Les étudiants de Droit s'investissent par ailleurs beaucoup dans la préparation
des TD. Plus de deux tiers d'entre eux déclarent préparer "
très régulièrement " leurs TD, ce qui leur permet
d'accroître significativement leurs chances de réussite : 36,4%
de ceux qui préparaient " très régulièrement
" les TD, valident tous leurs modules dès la session de juin alors
qu'il n'y en a que 20% parmi ceux qui ne les préparaient que " régulièrement
". Les étudiants irréguliers dans cette activité réduisent
pratiquement à néant leurs chances de réussite en première
année.
Mais on remarque aussi, en Droit, que cette préparation des TD paraît
s'appuyer fortement sur les cours : 53,7% des étudiants déclarent
étudier " très régulièrement " les cours
avant les TD, une proportion beaucoup plus élevée qu'en Histoire
ou en Sciences. Cela paraît se justifier par une forme spécifique
d'articulation entre les enseignements magistraux et les TD. Un exercice typique
des études juridiques, réalisé en TD, le commentaire d'arrêt,
laisse par exemple peu de place à l'improvisation et réclame une
connaissance de la doctrine exposée dans les cours magistraux. La comparaison
des résultats obtenus aux examens permet de montrer la pertinence, en
première année de Droit, d'une pratique très régulière
d'étude des cours avant les TD: 45,8% de ceux qui travaillent très
régulièrement les cours avant les TD arrivent à valider
tous leurs modules à la session de juin alors qu'il n'y en a que 11,7%
parmi ceux qui déclarent simplement une pratique régulière.
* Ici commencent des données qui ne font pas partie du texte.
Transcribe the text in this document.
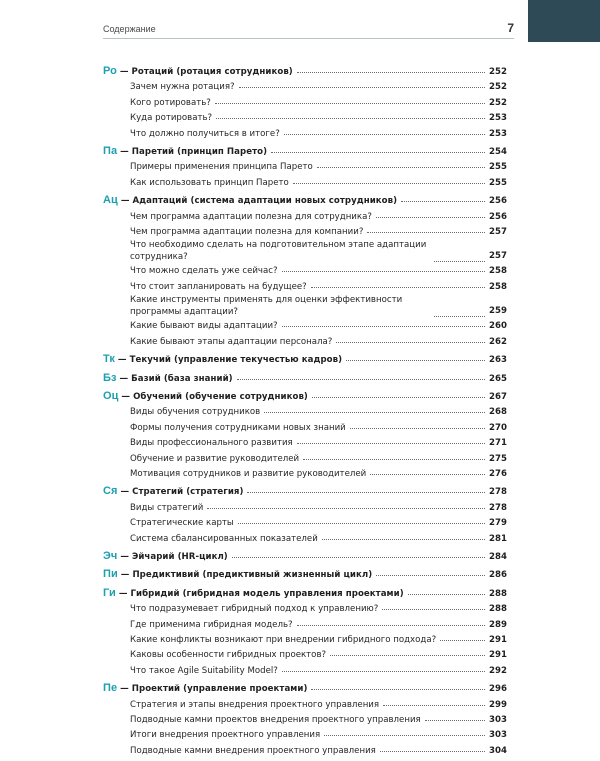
Содержание	7
Ро — Ротаций (ротация сотрудников)	252
Зачем нужна ротация?	252
Кого ротировать?	252
Куда ротировать?	253
Что должно получиться в итоге?	253
Па — Паретий (принцип Парето)	254
Примеры применения принципа Парето	255
Как использовать принцип Парето	255
Ац — Адаптаций (система адаптации новых сотрудников)	256
Чем программа адаптации полезна для сотрудника?	256
Чем программа адаптации полезна для компании?	257
Что необходимо сделать на подготовительном этапе адаптации сотрудника?	257
Что можно сделать уже сейчас?	258
Что стоит запланировать на будущее?	258
Какие инструменты применять для оценки эффективности программы адаптации?	259
Какие бывают виды адаптации?	260
Какие бывают этапы адаптации персонала?	262
Тк — Текучий (управление текучестью кадров)	263
Бз — Базий (база знаний)	265
Оц — Обучений (обучение сотрудников)	267
Виды обучения сотрудников	268
Формы получения сотрудниками новых знаний	270
Виды профессионального развития	271
Обучение и развитие руководителей	275
Мотивация сотрудников и развитие руководителей	276
Ся — Стратегий (стратегия)	278
Виды стратегий	278
Стратегические карты	279
Система сбалансированных показателей	281
Эч — Эйчарий (HR-цикл)	284
Пи — Предиктивий (предиктивный жизненный цикл)	286
Ги — Гибридий (гибридная модель управления проектами)	288
Что подразумевает гибридный подход к управлению?	288
Где применима гибридная модель?	289
Какие конфликты возникают при внедрении гибридного подхода?	291
Каковы особенности гибридных проектов?	291
Что такое Agile Suitability Model?	292
Пе — Проектий (управление проектами)	296
Стратегия и этапы внедрения проектного управления	299
Подводные камни проектов внедрения проектного управления	303
Итоги внедрения проектного управления	303
Подводные камни внедрения проектного управления	304
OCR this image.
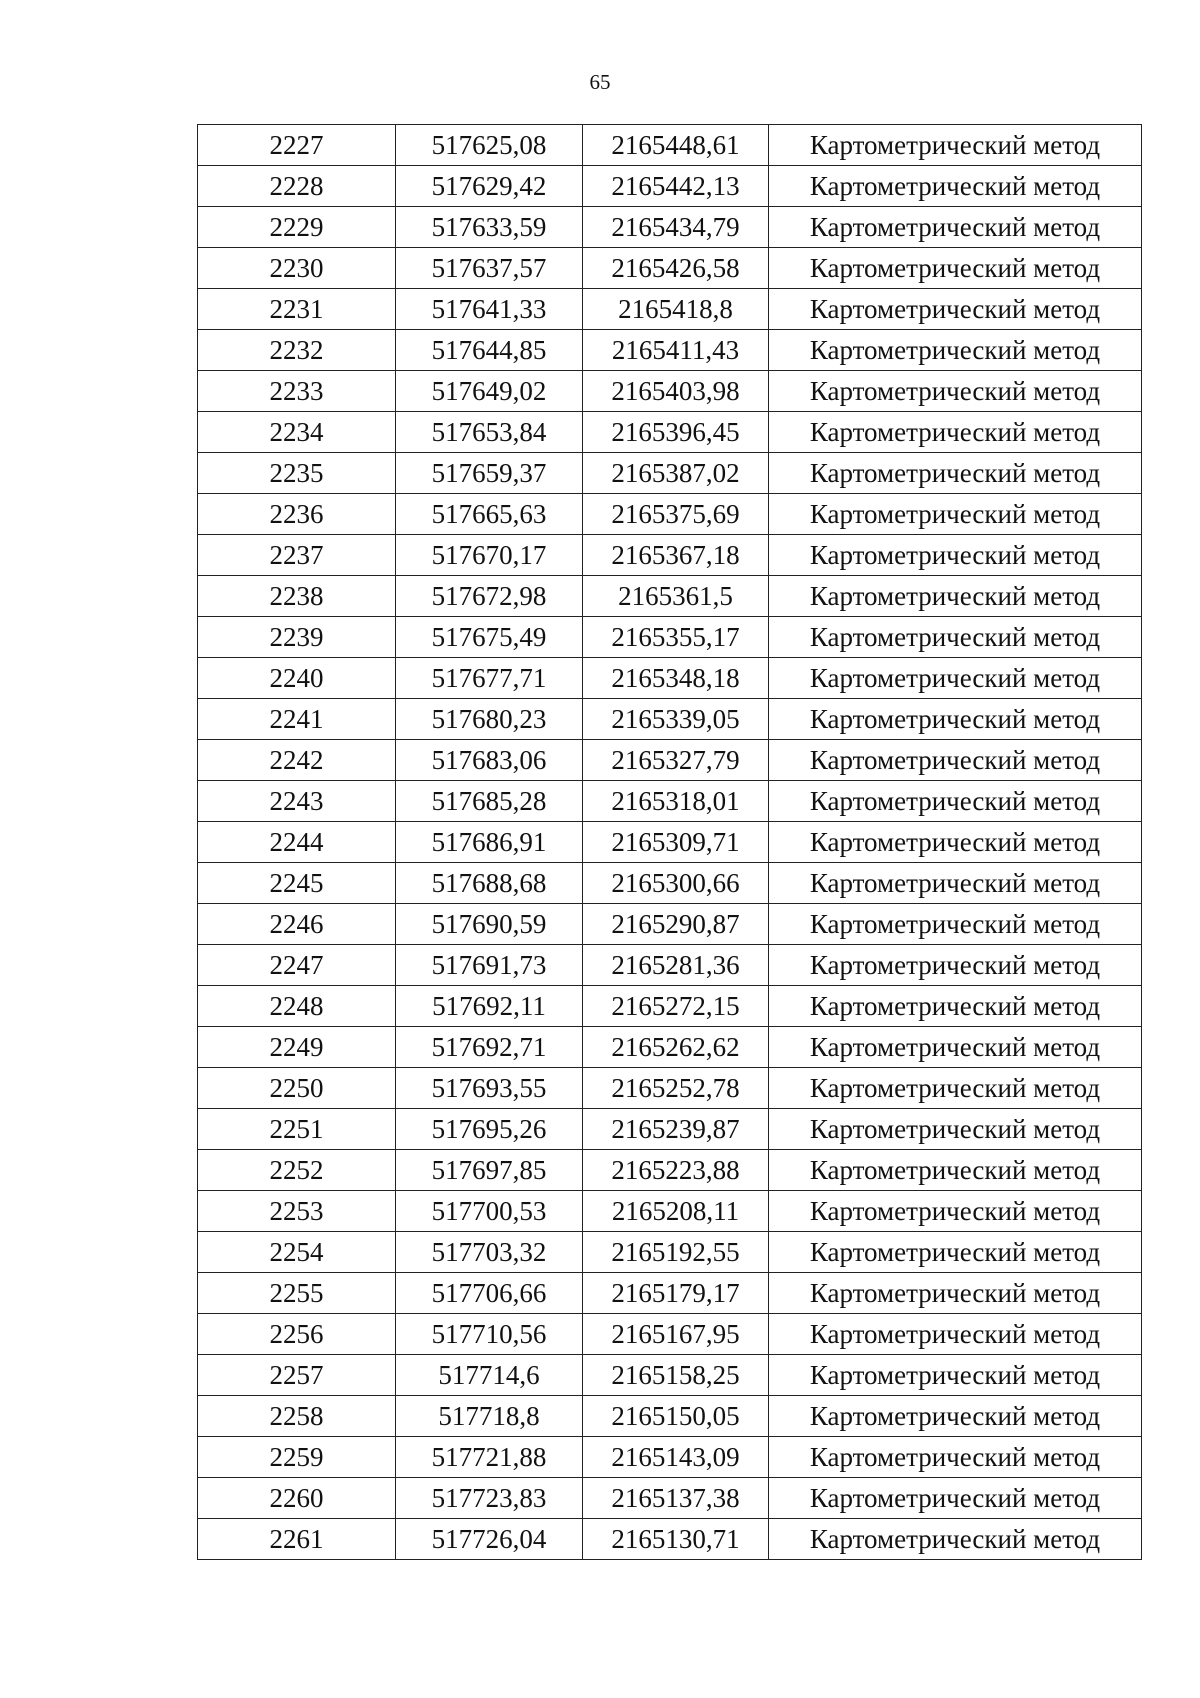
65
2227	517625,08	2165448,61	Картометрический метод
2228	517629,42	2165442,13	Картометрический метод
2229	517633,59	2165434,79	Картометрический метод
2230	517637,57	2165426,58	Картометрический метод
2231	517641,33	2165418,8	Картометрический метод
2232	517644,85	2165411,43	Картометрический метод
2233	517649,02	2165403,98	Картометрический метод
2234	517653,84	2165396,45	Картометрический метод
2235	517659,37	2165387,02	Картометрический метод
2236	517665,63	2165375,69	Картометрический метод
2237	517670,17	2165367,18	Картометрический метод
2238	517672,98	2165361,5	Картометрический метод
2239	517675,49	2165355,17	Картометрический метод
2240	517677,71	2165348,18	Картометрический метод
2241	517680,23	2165339,05	Картометрический метод
2242	517683,06	2165327,79	Картометрический метод
2243	517685,28	2165318,01	Картометрический метод
2244	517686,91	2165309,71	Картометрический метод
2245	517688,68	2165300,66	Картометрический метод
2246	517690,59	2165290,87	Картометрический метод
2247	517691,73	2165281,36	Картометрический метод
2248	517692,11	2165272,15	Картометрический метод
2249	517692,71	2165262,62	Картометрический метод
2250	517693,55	2165252,78	Картометрический метод
2251	517695,26	2165239,87	Картометрический метод
2252	517697,85	2165223,88	Картометрический метод
2253	517700,53	2165208,11	Картометрический метод
2254	517703,32	2165192,55	Картометрический метод
2255	517706,66	2165179,17	Картометрический метод
2256	517710,56	2165167,95	Картометрический метод
2257	517714,6	2165158,25	Картометрический метод
2258	517718,8	2165150,05	Картометрический метод
2259	517721,88	2165143,09	Картометрический метод
2260	517723,83	2165137,38	Картометрический метод
2261	517726,04	2165130,71	Картометрический метод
Les irréguliers se mettent là encore en situation très
défavorable pour réussir.
En Histoire, compléter les cours
Si globalement, les pratiques de travail des apprentis historiens les rapprochent
davantage des juristes que des scientifiques, dans leur cas ce qui apparaît
le plus significatif c'est leur investissement important dans des activités
de travail que l'on peut qualifier de plus autonomes. En effet, environ 7 sur
10 des étudiants d'Histoire interrogés déclarent compléter
régulièrement leurs notes de cours par des lectures personnelles,
des lectures que beaucoup prolongent par un travail spécifique de réalisation
de fiches de synthèse ou de résumés.
L'importance des lectures autonomes dans les Sciences sociales et humaines,
comme complément indispensable des connaissances exposées dans
les cours, paraît relativement bien perçu par une partie des étudiants
d'Histoire. Ceux qui complètent ainsi régulièrement leurs
cours accroissent leur probabilités de succès aux examens puisque
53,4% d'entre eux réussissent à valider tous leurs modules dès
la session de juin, ce qui n'est le cas que de 16% des étudiants qui
déclarent compléter leurs cours par des lectures autonomes de
façon irrégulière.
Le prolongement de ces lectures par la réalisation de fiches ou de résumés
n'est pas non plus sans incidence sur la réussite. Si ce type d'activité
est en partie liée aux modalités d'évaluation en contrôle
continu (exposé sur un ouvrage ou remise obligatoire d'une ou deux fiches
de lecture en TD) on peut constater que les étudiants d'Histoire se répartissent
en trois groupes, de poids à peu près égal, relativement
à la régularité avec laquelle ils réalisent des
résumés de lecture. En fait seuls les étudiants qui s'y
livrent très régulièrement augmentent significativement
leurs chances de réussite en fin de première année : 55%
des étudiants qui déclarent avoir réalisé très
régulièrement des fiches ou résumés de lecture réussissent
à valider tous leurs modules en fin de première année,
alors qu'il n'y en a qu'environ un tiers parmi ceux qui ne le faisaient que
régulièrement ou irrégulièrement.
Comme en Droit, les pratiques spécifiques du travail en Histoire ne s'avèrent
véritablement pertinentes que lorsqu'elles sont mises en uvre avec
une très grande régularité.
En Sciences, participer activement aux TD et ré-effectuer les exercices
Pour les scientifiques être très assidus en cours
et en TD constitue comme dans les autres disciplines un préalable à
la réussite. En revanche, la préparation des TD, qui joue un rôle
très important en Droit et dans une moindre mesure en Histoire, n'est
pas une activité qui mobilise beaucoup les étudiants de Sciences.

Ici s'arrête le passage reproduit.